Sunday, September 13, 2020

Teachers - Stop Beating Each Other Up

This is going to be a short post because there is not much nuance to what I want to say.  It is sad and disheartening to see what teachers are doing to each other online during the return to school.

In March, when the shutdowns began, EduTwitter was kind of a lovely place to be.  They were sharing best practices, showing tech hacks, and encouraging each other that we could do this.  Of course, we were also getting a lot of love from the public as parents realized that teaching their child was kind of a hard job.  About two weeks in, I had to make conscious efforts to limit my time reading teacher posts because they had turned dark.  They were frustrated with their admins and district leaders, feeling that expectations were changing weekly or daily; and while I was sad for them (because my administrators were super supportive and helpful), I was disappointed at the lack of professionalism and often wondered how they were keeping their jobs.

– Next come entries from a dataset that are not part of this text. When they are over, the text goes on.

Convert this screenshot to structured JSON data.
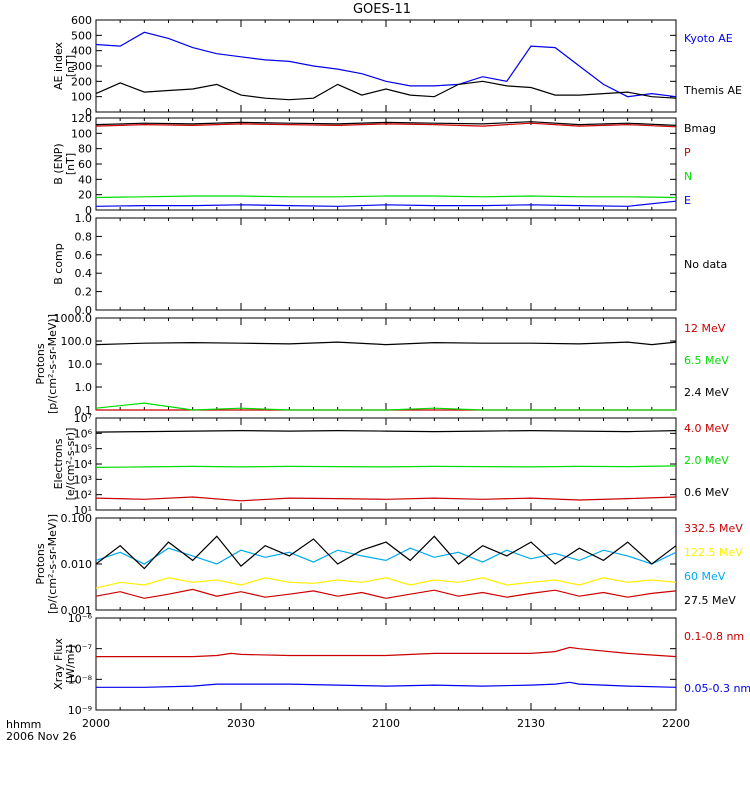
{
  "title": "GOES-11",
  "x_axis": {
    "labels": [
      "2000",
      "2030",
      "2100",
      "2130",
      "2200"
    ],
    "time_label": "hhmm",
    "date_label": "2006 Nov 26"
  },
  "colors": {
    "black": "#000000",
    "red": "#cc0000",
    "green": "#00dd00",
    "blue": "#0000ee",
    "cyan": "#00aaee",
    "yellow": "#ffee00"
  },
  "chart_data": [
    {
      "type": "line",
      "id": "ae",
      "ylabel": [
        "AE index",
        "[nT]"
      ],
      "ylim": [
        0,
        600
      ],
      "scale": "linear",
      "ytick_labels": [
        "0",
        "100",
        "200",
        "300",
        "400",
        "500",
        "600"
      ],
      "x_minutes": [
        0,
        5,
        10,
        15,
        20,
        25,
        30,
        35,
        40,
        45,
        50,
        55,
        60,
        65,
        70,
        75,
        80,
        85,
        90,
        95,
        100,
        105,
        110,
        115,
        120
      ],
      "series": [
        {
          "name": "Kyoto AE",
          "color": "blue",
          "values": [
            440,
            430,
            520,
            480,
            420,
            380,
            360,
            340,
            330,
            300,
            280,
            250,
            200,
            170,
            170,
            180,
            230,
            200,
            430,
            420,
            300,
            180,
            100,
            120,
            100
          ]
        },
        {
          "name": "Themis AE",
          "color": "black",
          "values": [
            120,
            190,
            130,
            140,
            150,
            180,
            110,
            90,
            80,
            90,
            180,
            110,
            150,
            110,
            100,
            180,
            200,
            170,
            160,
            110,
            110,
            120,
            130,
            100,
            90
          ]
        }
      ]
    },
    {
      "type": "line",
      "id": "bfield",
      "ylabel": [
        "B (ENP)",
        "[nT]"
      ],
      "ylim": [
        0,
        125
      ],
      "scale": "linear",
      "ytick_labels": [
        "0",
        "20",
        "40",
        "60",
        "80",
        "100",
        "120"
      ],
      "x_minutes": [
        0,
        10,
        20,
        30,
        40,
        50,
        60,
        70,
        80,
        90,
        100,
        110,
        120
      ],
      "series": [
        {
          "name": "Bmag",
          "color": "black",
          "values": [
            116,
            118,
            117,
            119,
            118,
            117,
            119,
            118,
            117,
            120,
            116,
            118,
            115
          ]
        },
        {
          "name": "P",
          "color": "red",
          "values": [
            114,
            116,
            115,
            117,
            116,
            115,
            117,
            116,
            114,
            118,
            114,
            116,
            113
          ]
        },
        {
          "name": "N",
          "color": "green",
          "values": [
            17,
            18,
            19,
            19,
            18,
            18,
            19,
            19,
            18,
            19,
            18,
            18,
            17
          ]
        },
        {
          "name": "E",
          "color": "blue",
          "values": [
            5,
            6,
            6,
            7,
            6,
            5,
            7,
            6,
            6,
            7,
            6,
            5,
            12
          ]
        }
      ]
    },
    {
      "type": "line",
      "id": "bcomp",
      "ylabel": [
        "B comp"
      ],
      "ylim": [
        0,
        1
      ],
      "scale": "linear",
      "ytick_labels": [
        "0.0",
        "0.2",
        "0.4",
        "0.6",
        "0.8",
        "1.0"
      ],
      "series": [],
      "note": "No data"
    },
    {
      "type": "line",
      "id": "protons_low",
      "ylabel": [
        "Protons",
        "[p/(cm²-s-sr-MeV)]"
      ],
      "ylim": [
        0.1,
        1000
      ],
      "scale": "log",
      "ytick_labels": [
        "0.1",
        "1.0",
        "10.0",
        "100.0",
        "1000.0"
      ],
      "x_minutes": [
        0,
        10,
        20,
        30,
        40,
        50,
        60,
        70,
        80,
        90,
        100,
        110,
        115,
        120
      ],
      "series": [
        {
          "name": "12 MeV",
          "color": "red",
          "values": [
            0.1,
            0.1,
            0.1,
            0.1,
            0.1,
            0.1,
            0.1,
            0.1,
            0.1,
            0.1,
            0.1,
            0.1,
            0.1,
            0.1
          ]
        },
        {
          "name": "6.5 MeV",
          "color": "green",
          "values": [
            0.12,
            0.2,
            0.1,
            0.12,
            0.1,
            0.1,
            0.1,
            0.12,
            0.1,
            0.1,
            0.1,
            0.1,
            0.1,
            0.1
          ]
        },
        {
          "name": "2.4 MeV",
          "color": "black",
          "values": [
            70,
            80,
            85,
            80,
            75,
            90,
            70,
            85,
            80,
            80,
            75,
            90,
            70,
            90
          ]
        }
      ]
    },
    {
      "type": "line",
      "id": "electrons",
      "ylabel": [
        "Electrons",
        "[e/(cm²-s-sr)]"
      ],
      "ylim": [
        10,
        10000000
      ],
      "scale": "log",
      "ytick_labels": [
        "10¹",
        "10²",
        "10³",
        "10⁴",
        "10⁵",
        "10⁶",
        "10⁷"
      ],
      "x_minutes": [
        0,
        10,
        20,
        30,
        40,
        50,
        60,
        70,
        80,
        90,
        100,
        110,
        120
      ],
      "series": [
        {
          "name": "4.0 MeV",
          "color": "red",
          "values": [
            60,
            50,
            70,
            40,
            60,
            55,
            50,
            60,
            50,
            60,
            45,
            55,
            70
          ]
        },
        {
          "name": "2.0 MeV",
          "color": "green",
          "values": [
            6000,
            6500,
            7000,
            6500,
            7000,
            6800,
            6500,
            7000,
            6800,
            6500,
            7000,
            6800,
            7500
          ]
        },
        {
          "name": "0.6 MeV",
          "color": "black",
          "values": [
            1200000,
            1300000,
            1400000,
            1500000,
            1400000,
            1500000,
            1400000,
            1300000,
            1400000,
            1500000,
            1400000,
            1300000,
            1500000
          ]
        }
      ]
    },
    {
      "type": "line",
      "id": "protons_high",
      "ylabel": [
        "Protons",
        "[p/(cm²-s-sr-MeV)]"
      ],
      "ylim": [
        0.001,
        0.1
      ],
      "scale": "log",
      "ytick_labels": [
        "0.001",
        "0.010",
        "0.100"
      ],
      "x_minutes": [
        0,
        5,
        10,
        15,
        20,
        25,
        30,
        35,
        40,
        45,
        50,
        55,
        60,
        65,
        70,
        75,
        80,
        85,
        90,
        95,
        100,
        105,
        110,
        115,
        120
      ],
      "series": [
        {
          "name": "332.5 MeV",
          "color": "red",
          "values": [
            0.002,
            0.0025,
            0.0018,
            0.0022,
            0.0028,
            0.002,
            0.0025,
            0.0019,
            0.0022,
            0.0026,
            0.002,
            0.0024,
            0.0018,
            0.0022,
            0.0027,
            0.002,
            0.0024,
            0.0019,
            0.0023,
            0.0027,
            0.002,
            0.0024,
            0.0019,
            0.0023,
            0.0026
          ]
        },
        {
          "name": "122.5 MeV",
          "color": "yellow",
          "values": [
            0.003,
            0.004,
            0.0035,
            0.005,
            0.004,
            0.0045,
            0.0035,
            0.005,
            0.004,
            0.0038,
            0.0045,
            0.004,
            0.005,
            0.0035,
            0.0045,
            0.004,
            0.005,
            0.0035,
            0.004,
            0.0045,
            0.0035,
            0.005,
            0.004,
            0.0045,
            0.004
          ]
        },
        {
          "name": "60 MeV",
          "color": "cyan",
          "values": [
            0.012,
            0.018,
            0.01,
            0.022,
            0.015,
            0.01,
            0.02,
            0.014,
            0.018,
            0.011,
            0.02,
            0.015,
            0.012,
            0.022,
            0.014,
            0.018,
            0.011,
            0.02,
            0.013,
            0.017,
            0.012,
            0.02,
            0.015,
            0.01,
            0.018
          ]
        },
        {
          "name": "27.5 MeV",
          "color": "black",
          "values": [
            0.01,
            0.025,
            0.008,
            0.03,
            0.012,
            0.04,
            0.009,
            0.025,
            0.015,
            0.035,
            0.01,
            0.02,
            0.03,
            0.012,
            0.04,
            0.01,
            0.025,
            0.015,
            0.03,
            0.01,
            0.022,
            0.012,
            0.03,
            0.01,
            0.025
          ]
        }
      ]
    },
    {
      "type": "line",
      "id": "xray",
      "ylabel": [
        "Xray Flux",
        "[W/m²]"
      ],
      "ylim": [
        1e-09,
        1e-06
      ],
      "scale": "log",
      "ytick_labels": [
        "10⁻⁹",
        "10⁻⁸",
        "10⁻⁷",
        "10⁻⁶"
      ],
      "x_minutes": [
        0,
        10,
        20,
        25,
        28,
        30,
        40,
        50,
        60,
        70,
        80,
        90,
        95,
        98,
        100,
        110,
        120
      ],
      "series": [
        {
          "name": "0.1-0.8 nm",
          "color": "red",
          "values": [
            5.5e-08,
            5.5e-08,
            5.5e-08,
            6e-08,
            7e-08,
            6.5e-08,
            6e-08,
            6e-08,
            6e-08,
            7e-08,
            7e-08,
            7e-08,
            8e-08,
            1.1e-07,
            1e-07,
            7e-08,
            5.5e-08
          ]
        },
        {
          "name": "0.05-0.3 nm",
          "color": "blue",
          "values": [
            5.5e-09,
            5.5e-09,
            6e-09,
            7e-09,
            7e-09,
            7e-09,
            7e-09,
            6.5e-09,
            6e-09,
            6.5e-09,
            6e-09,
            6.5e-09,
            7e-09,
            8e-09,
            7e-09,
            6e-09,
            5.5e-09
          ]
        }
      ]
    }
  ]
}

August is very much NOT March.  The whiplash caused by the change in public support is unnerving.  We went from heroes to villains during the summer.  The very same people who were praising teachers in March for their adaptability now have expectations of their kids' teachers that simply cannot be met by human beings as though June and July was enough time to reinvent their practice even while not knowing if they would need to.  Even my beloved Ken Jennings took a soft jab in a joke where he said it was called remote learning because of the remote chance his kids would learn anything.  I wasn't offended by Ken's joke, but it is illustrative of the changing attitude about what teachers are doing.

But, this post is not about the public.  It's not about parents.  It's not even about the teachers who criticize their administrations.  It's about those teachers who insist on beating up other teachers on Twitter.  

- A teacher had posted her rules for her online students, and a swarm of teachers descended on her because she didn't want them to eat while she was teaching them.  This isn't a choice I would have made, but they don't know why she made it a rule.  Perhaps, she has, like others, developed misophonia during the pandemic and the sound of chewing will be distracting.  Perhaps seeing the kids eat will be distracting to her in-person students who cannot eat in the classroom.  
- Some teachers are assigning homework during this time, and they are being responded to with all caps, hand-clap-emoji-filled tweets, telling them that they don't care about their students.  
- While absolutely no one knows what the best way to do hybrid learning is, there are many who will attack the way you have decided to navigate it in your classroom.  Worse, when someone tries to explain their choice, they are accused of toxic positivity and told they are buck-passing cowards for not standing up to their admins and districts.  (I saw this happen yesterday to a poor woman who is just doing the best she can.)

What bothers me about all of this is that none of these attacking teachers seem to care about context.  What's right in an elementary school reading class is not even close to what is right in a high school math class.  What's wrong to expect of a special needs 5th-grader may be perfectly fine to expect of a junior in an AP class.  What is feasible for a private one to one school in the Research Triangle is not even possible for a rural public school in West Virginia.  Context has always mattered, but this situation makes it matter more than ever.  

Teachers are all doing the best we can right now.  Some may appear more confident than others, but we all know that we are not delivering the ideal that we would like to be.  While you are doing the best you can, it is fundamentally cruel to be mean to someone else who is also doing the best they can.  Would you allow your students to do that?  Twitter shouldn't turn us into Heathers.  We're teachers, and everything we publically do sends a message to our students.  Tearing other teachers apart because they carry out their practice differently than you do models intolerant, hateful, bullying behavior to your students.  

You have to stop.  You just have to.